Soon the villager was back, and salt and pepper were added to the stone soup.  Father offered Mother a sip to taste.  “It’s good,” Mother said, “but it could be sweeter.  If only we had some carrots!”


“I think a have a few carrots I could spare,” said one of the villagers.  “I’d be happy to share them.”  And off she ran to take the quilt off the carrot bin.


When the carrots were added, the soup was sampled again.  “Much better.  Almost too sweet, actually.  Maybe some cabbage would balance it out.  It’s too bad we don’t have any.”


“I have some cabbage I could spare.”  And soon cabbage was added to the stone soup.


“This is shaping up to be one of our best batches of stone soup ever!” exclaimed Father.  “In fact, I once made a batch of stone soup very much like this one for a rich man back in my home country.  The only difference was that it had potatoes and cream.  It’s too bad we don’t have any.”


The villagers discussed this among themselves.  They had to admit that this stone soup was starting to smell quite good.  And imagine if they could learn to make a soup good enough to serve a rich man with only stones!  Wouldn’t that be something!  So, some of the villagers went off to pull the potatoes from under their beds, and to raise their buckets of cream from out of the wells.


These, too, were added.  “Excellent!” said Mother.  “Why, if only we had some beef and some barley, this stone soup would be good enough for a king!  But it’s no use wishing for what you don’t have.”


Imagine that!  A soup, good enough for a king, made with only a few stones!  It seemed like magic!  So of course, one of the villagers went to get some beef from out of the cellar as another pulled some barley from underneath the hay.


Finally, Mother and Father agreed that their stone soup was ready.  The villagers produced bowls and spoons, tables and chairs.  And the stone soup smelled so good, it seemed like it would be a crime to serve it without bread, and without wine, and without some pie for dessert, so these things, too, were brought out by the villagers.


Soon, they all sat down to eat – these wandering strangers from a strange land and the citizens of the village – together.  The stone soup, the villagers agreed, was one of the best and heartiest soups they’d ever tasted.  And to think, such an amazing soup made with only the water and stones from their little creek.

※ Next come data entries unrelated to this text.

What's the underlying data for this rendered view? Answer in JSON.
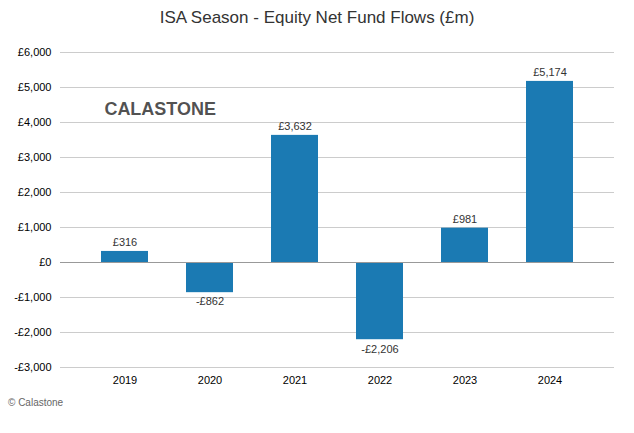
{
  "chart_data": {
    "type": "bar",
    "title": "ISA Season - Equity Net Fund Flows (£m)",
    "categories": [
      "2019",
      "2020",
      "2021",
      "2022",
      "2023",
      "2024"
    ],
    "values": [
      316,
      -862,
      3632,
      -2206,
      981,
      5174
    ],
    "value_labels": [
      "£316",
      "-£862",
      "£3,632",
      "-£2,206",
      "£981",
      "£5,174"
    ],
    "data_labels": true,
    "color": "#1b7ab3",
    "ylim": [
      -3000,
      6000
    ],
    "yticks": [
      {
        "value": -3000,
        "label": "-£3,000"
      },
      {
        "value": -2000,
        "label": "-£2,000"
      },
      {
        "value": -1000,
        "label": "-£1,000"
      },
      {
        "value": 0,
        "label": "£0"
      },
      {
        "value": 1000,
        "label": "£1,000"
      },
      {
        "value": 2000,
        "label": "£2,000"
      },
      {
        "value": 3000,
        "label": "£3,000"
      },
      {
        "value": 4000,
        "label": "£4,000"
      },
      {
        "value": 5000,
        "label": "£5,000"
      },
      {
        "value": 6000,
        "label": "£6,000"
      }
    ],
    "grid": true,
    "annotations": [
      "CALASTONE",
      "© Calastone"
    ]
  }
}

The mayor of the village stood up, toasted the strangers who had taught them the secret of making stone soup, and said, “We can find a spare bed for you here and there, and you can stay in our homes as our guests until you are able to build a home of your own.  Please, stay here with us, because you have taught us the secret of making soup from nothing but a few stones, and now that we know how to make stone soup, no one in our village will ever be hungry again.”